De geleidingssnelheid in het atriale myocardium is 0,3 m / s en de atria volledige depolarisatie in een periode tussen 0,07 en 0,09 s. In de internodale bundels is de snelheid 1 m / s en duurt de excitatie ongeveer 0,03 s om het AV-knooppunt te bereiken vanaf het moment dat het begint in het sinusknooppunt..

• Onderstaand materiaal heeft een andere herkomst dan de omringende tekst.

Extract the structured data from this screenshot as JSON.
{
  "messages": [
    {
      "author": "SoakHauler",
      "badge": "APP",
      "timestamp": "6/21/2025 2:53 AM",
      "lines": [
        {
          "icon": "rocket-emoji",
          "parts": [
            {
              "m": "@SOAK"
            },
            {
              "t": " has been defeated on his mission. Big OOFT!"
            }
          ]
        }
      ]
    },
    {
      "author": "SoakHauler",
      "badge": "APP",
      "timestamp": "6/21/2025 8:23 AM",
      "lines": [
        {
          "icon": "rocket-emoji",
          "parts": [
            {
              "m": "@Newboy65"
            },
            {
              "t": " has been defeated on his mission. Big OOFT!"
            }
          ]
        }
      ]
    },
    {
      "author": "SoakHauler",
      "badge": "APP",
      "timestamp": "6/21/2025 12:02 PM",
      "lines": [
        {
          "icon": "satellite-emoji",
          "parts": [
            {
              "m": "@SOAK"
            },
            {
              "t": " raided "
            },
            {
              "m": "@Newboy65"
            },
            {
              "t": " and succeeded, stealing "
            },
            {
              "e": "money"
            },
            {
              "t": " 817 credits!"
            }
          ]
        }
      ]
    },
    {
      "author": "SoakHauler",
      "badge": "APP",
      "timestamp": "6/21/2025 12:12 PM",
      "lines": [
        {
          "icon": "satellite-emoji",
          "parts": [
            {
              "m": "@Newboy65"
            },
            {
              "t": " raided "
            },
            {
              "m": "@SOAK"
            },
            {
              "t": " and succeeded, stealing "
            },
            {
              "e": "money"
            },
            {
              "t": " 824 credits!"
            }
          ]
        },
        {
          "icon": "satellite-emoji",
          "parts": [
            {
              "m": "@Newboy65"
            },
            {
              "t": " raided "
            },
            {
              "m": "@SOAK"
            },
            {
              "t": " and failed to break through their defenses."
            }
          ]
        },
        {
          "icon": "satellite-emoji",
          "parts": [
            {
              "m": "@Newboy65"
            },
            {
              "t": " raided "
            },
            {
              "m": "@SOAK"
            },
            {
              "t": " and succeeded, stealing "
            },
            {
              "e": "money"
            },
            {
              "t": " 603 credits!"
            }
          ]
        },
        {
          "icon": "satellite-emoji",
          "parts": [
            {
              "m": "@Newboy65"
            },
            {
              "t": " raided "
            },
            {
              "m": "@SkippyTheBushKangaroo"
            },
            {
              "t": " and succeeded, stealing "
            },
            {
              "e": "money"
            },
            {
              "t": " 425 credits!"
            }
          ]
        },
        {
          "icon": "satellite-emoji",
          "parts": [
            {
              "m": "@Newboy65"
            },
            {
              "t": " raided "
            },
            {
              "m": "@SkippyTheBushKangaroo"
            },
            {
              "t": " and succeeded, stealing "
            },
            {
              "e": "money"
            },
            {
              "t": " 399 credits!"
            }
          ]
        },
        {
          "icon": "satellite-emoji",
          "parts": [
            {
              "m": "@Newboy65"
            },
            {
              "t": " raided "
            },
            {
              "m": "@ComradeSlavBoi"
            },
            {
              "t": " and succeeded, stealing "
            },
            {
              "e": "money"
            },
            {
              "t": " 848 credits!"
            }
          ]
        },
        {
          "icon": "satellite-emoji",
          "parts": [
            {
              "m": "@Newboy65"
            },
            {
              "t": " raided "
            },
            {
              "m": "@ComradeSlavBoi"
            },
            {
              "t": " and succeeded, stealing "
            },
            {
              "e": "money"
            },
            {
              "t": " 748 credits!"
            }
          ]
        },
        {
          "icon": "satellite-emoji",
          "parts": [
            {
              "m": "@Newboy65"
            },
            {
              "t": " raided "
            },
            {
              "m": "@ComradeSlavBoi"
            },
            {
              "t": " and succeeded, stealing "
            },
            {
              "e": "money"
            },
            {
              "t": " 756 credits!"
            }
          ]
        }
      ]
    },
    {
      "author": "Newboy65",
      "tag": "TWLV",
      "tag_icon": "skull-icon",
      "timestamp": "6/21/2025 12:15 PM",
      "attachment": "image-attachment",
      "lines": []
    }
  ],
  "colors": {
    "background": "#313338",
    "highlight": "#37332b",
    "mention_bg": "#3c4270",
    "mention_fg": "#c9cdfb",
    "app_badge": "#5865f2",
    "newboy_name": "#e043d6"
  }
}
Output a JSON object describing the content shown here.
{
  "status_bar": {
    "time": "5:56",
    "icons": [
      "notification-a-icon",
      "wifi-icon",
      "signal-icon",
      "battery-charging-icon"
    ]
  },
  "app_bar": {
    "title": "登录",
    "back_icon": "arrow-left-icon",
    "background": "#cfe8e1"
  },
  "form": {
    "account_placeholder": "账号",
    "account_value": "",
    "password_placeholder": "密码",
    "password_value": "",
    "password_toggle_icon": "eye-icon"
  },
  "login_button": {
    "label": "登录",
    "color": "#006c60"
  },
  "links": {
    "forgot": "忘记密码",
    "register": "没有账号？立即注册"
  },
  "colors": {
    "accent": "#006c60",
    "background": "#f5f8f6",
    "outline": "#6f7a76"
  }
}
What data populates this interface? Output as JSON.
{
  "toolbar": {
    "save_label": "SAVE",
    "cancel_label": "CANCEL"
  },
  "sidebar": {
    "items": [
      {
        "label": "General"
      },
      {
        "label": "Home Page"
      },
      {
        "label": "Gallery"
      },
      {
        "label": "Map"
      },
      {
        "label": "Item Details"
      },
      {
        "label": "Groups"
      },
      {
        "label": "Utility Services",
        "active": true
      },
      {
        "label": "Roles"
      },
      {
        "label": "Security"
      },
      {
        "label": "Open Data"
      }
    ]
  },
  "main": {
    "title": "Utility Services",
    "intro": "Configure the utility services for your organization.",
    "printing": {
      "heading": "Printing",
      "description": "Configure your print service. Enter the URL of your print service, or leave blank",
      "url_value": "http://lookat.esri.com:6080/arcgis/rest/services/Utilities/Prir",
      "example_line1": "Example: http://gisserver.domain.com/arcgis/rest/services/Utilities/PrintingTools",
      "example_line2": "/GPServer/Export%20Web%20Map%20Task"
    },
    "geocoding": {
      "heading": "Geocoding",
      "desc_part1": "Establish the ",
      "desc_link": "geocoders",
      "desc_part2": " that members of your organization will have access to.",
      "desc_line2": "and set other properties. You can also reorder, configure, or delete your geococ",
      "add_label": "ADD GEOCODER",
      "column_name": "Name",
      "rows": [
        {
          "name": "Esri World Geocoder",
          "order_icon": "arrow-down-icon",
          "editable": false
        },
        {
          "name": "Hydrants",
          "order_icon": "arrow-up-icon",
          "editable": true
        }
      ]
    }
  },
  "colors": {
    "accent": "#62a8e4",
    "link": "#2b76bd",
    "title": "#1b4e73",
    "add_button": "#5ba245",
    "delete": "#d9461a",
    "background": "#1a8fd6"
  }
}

In het AV-knooppunt varieert de snelheid tussen 0,04 en 0,1 m / s. De excitatie duurt 0,1 s om door het knooppunt te gaan. De snelheid in de bundel van His en zijn takken is 1 m / s en loopt op tot 4 m / s in de Purkinje-vezels. De geleidingstijd voor het His-branches-Purkinje-pad is 0,03 s.
De geleidingssnelheid in de contractiele vezels van de ventrikels is 0,5-1 m / s en de totale excitatie, zodra deze begint, is voltooid in 0,06 s. Het optellen van de juiste tijden laat zien dat de excitatie van de ventrikels 0,22 s wordt bereikt na de initiële activering van het SA-knooppunt..
De gevolgen van de combinatie van snelheden en tijden waarin de passage van de excitatie wordt voltooid door de verschillende componenten van het systeem zijn twee: 1. de excitatie van de atria vindt eerst plaats dan die van de ventrikels en 2. deze worden synchroon geactiveerd en produceren een efficiënte samentrekking om bloed te verdrijven.
Niemand heeft nog op dit artikel gereageerd.